Artwork from the trobairitz, or female troubadours

Love is strange. Nobody's quite sure what it is, and if you read dictionary definitions for example they tend to describe love as some form of much stronger affection i.e. it's not defined in itself but in terms of something else, normally affection.

In the medieval era, the nobility developed a conception and practice of love sometimes called 'courtly love', although it was rarely called that in its day and what it exactly was is still debated. Many modern ideas and images surrounding romance and love stem from this time. It was not usually a love between man and wife but rather between noble men and women. It was secret, and not sexual, with the aim being to achieve a new type of relationship that sat somewhere between erotic desire and transcendent experience.

It seems a strange set of ideas and practices to the modern world, where love and erotic desire for example are usually felt to be two sides of the same coin, unless the love is between members of a family. And there's very little talk about transcendence or some type of higher experience in relation to love these days, again it's usually thought of as just a stronger form of affection. And is contrasted with lust, which is seen as more uncontrolled emotion and feeling.

It would be difficult for somebody today to claim that they loved somebody who wasn't their partner or member of the family, and at the same time had no plans to sleep with them, for example. People would suspect their motives. They might get away with it in the general sense of maybe it being a close friend, "I love so-and-so, they're such a good friend to me". Like a sort of imitation familial love.

One of the strange things about love is that it tends to be understood like peak oil, as some sort of finite resource. For example take happiness as an emotion - nobody thinks that if you're happy because of one thing you're doing, that something else that makes you happy will then take some of that other happiness away, as if there's only a certain amount of happiness available and you have to ration it out. And yet this is what gets done with love all the time, there's an assumption that if you love one person, then you must have used up some of your love-stock, re-directing it from one person to another. This is completely at odds with all of the talk about the importance of love in the world, how we'd all be better off if we just loved each other a bit more, etc. Love is almost fanatically territorial, in the way we often practice it. It can't be used up, it can be continuously built up over time so the 'stock' is always getting bigger.

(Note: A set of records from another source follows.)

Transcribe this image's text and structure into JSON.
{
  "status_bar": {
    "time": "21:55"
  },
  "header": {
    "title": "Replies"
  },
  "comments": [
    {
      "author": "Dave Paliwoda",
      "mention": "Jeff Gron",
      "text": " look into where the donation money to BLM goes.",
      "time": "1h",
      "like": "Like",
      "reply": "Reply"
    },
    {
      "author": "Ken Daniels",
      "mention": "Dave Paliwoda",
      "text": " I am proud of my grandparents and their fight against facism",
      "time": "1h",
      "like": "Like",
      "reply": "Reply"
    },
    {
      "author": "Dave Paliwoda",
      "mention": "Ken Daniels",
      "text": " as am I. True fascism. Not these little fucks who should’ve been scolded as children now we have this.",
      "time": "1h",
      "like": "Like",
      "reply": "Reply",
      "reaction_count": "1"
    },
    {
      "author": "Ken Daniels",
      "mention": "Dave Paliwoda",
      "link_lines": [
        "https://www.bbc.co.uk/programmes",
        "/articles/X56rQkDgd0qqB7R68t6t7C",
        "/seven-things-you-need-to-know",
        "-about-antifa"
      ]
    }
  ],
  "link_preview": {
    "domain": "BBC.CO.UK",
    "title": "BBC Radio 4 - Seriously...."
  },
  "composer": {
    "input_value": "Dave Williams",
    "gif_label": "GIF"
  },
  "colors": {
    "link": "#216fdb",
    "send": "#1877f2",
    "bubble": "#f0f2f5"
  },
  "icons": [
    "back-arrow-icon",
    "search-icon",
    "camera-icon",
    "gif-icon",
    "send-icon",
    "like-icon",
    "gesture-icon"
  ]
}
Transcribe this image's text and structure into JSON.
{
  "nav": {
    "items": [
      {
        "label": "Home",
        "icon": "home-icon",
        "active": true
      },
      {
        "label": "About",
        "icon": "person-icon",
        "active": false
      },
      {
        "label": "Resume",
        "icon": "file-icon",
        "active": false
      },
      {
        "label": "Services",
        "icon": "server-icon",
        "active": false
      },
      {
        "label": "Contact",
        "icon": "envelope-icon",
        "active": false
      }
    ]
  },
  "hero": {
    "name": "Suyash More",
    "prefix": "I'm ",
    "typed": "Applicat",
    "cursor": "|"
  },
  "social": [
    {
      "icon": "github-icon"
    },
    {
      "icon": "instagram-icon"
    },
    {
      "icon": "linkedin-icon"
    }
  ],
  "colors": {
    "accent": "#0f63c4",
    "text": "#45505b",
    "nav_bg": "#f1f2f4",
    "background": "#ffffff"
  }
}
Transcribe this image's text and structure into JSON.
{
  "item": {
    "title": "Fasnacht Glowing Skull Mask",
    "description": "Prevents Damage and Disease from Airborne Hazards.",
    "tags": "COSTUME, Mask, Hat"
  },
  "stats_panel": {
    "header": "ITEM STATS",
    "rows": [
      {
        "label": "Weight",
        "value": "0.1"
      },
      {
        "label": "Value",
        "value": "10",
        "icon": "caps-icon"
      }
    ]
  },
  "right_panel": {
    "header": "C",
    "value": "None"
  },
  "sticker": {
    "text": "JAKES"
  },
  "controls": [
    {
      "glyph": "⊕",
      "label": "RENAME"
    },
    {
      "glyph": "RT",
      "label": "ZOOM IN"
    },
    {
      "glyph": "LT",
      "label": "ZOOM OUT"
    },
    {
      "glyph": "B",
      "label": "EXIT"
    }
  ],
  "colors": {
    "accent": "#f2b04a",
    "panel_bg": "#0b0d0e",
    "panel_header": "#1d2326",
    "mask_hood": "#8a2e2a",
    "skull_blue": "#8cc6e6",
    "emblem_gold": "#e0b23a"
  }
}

This might all look a bit disingenuous of course, like a call for 'free love' and swingers parties and so on. The problem with those sorts of things is that they're reactive, the usual model of taking what's currently done and just reversing it, as if that suddenly makes it more interesting. In reality it just makes it equally uninteresting, in the opposite direction. What the courtly love folk were trying to do was invent a completely new way of loving, which at times became a bit silly with the various chivalric devices, but then everything can be taken to extremes. They were after something between friendship and the traditional ideas about love, something that wasn't about sex or the marriage contract or even about friendship - something powerful but not quite so territorial as the normal ideas about love. Something much stronger than a friend but less tied up with all of the contractual and territorial issues surrounding lovers.

Courtly love could be said to be a denial of the importance of the body, and this was in fact a motivation for many who took part, based in their Christian ideals about the transcendence of the spirit and evils of the flesh. But you could imagine a type of courtly love that included the body, some sort of mid-range affection between a handshake and sex. At the end of the day though it's still not clear exactly what love is, and how it's different to something like affection. It's often a strong feeling, and a lasting, unconditional thing where you accept a person completely for what they are. So it seems less to be about feelings than about some sort of ongoing interplay of differences between people, that reinforce the relationship between them rather than causing it to break.

Just like some chemical mixtures cause explosions and things won't mix, while others will.